Rather than describe the plot mechanics that unfold smoothly in order to engage the audience in another narrative, I'd just like to acknowledge how adroitly the filmmakers, especially writers Law and Ridgway, as well as director Christian Sesma, shift the movie into another gear that allows for multiple action sequences, each different from the next.
The primary narrative revolves around a plot put into motion by Sam Ramsey (Dermot Mulroney), the leader of a covert government-agency military unit that, he claims, has an unfettered license to kill enemies of the state.
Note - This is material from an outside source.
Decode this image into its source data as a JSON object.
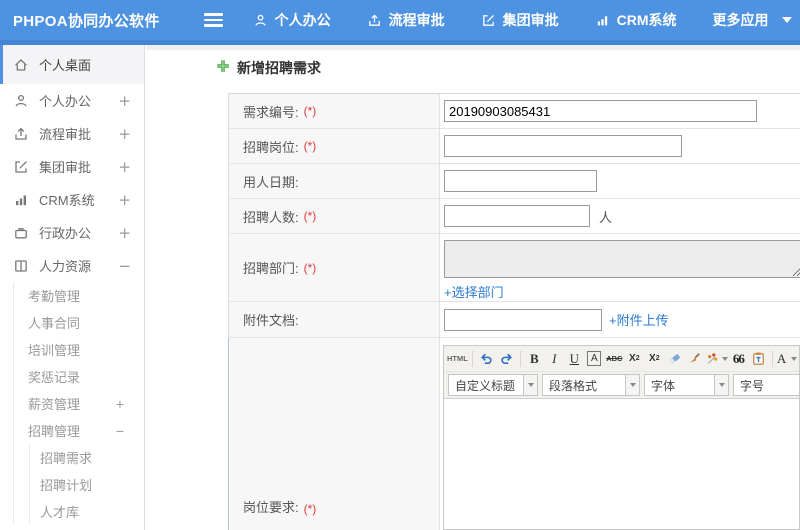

Given Jake's military experience and his lifetime prison sentence, he appears to be an ideal recruit, but he wasn't raised to accept orders blindly. His farsightedness proves to be an advantage, but also a stumbling block to survival.
We've come this far and I haven't even mentioned that Scott Adkins, who serves as one of the executive producers of the film, also plays a supporting role that justifies the movie's existence on its own, punishing merit.
Beyond Adkins, Section 8 is tight and coiled, fitting Jake Atherton's personality, which Ryan Kwantan makes come alive as an entirely credible character with whom it's easy to empathize. Dolph Lundgren and Mickey Rourke add veteran flavor to the proceedings, while the versatile Dermot Mulroney leans on his ability to make every character he plays appear duplicitous. Veteran stunt coordinator Luke LaFontaine makes the action look like it's genuinely painful, and often terminal.
Accomplishing all this in the space of just 98 minutes, Section 8 stands on its own as one of this year's best, budget-minded action movies; it's consistently entertaining, and tangy, to boot.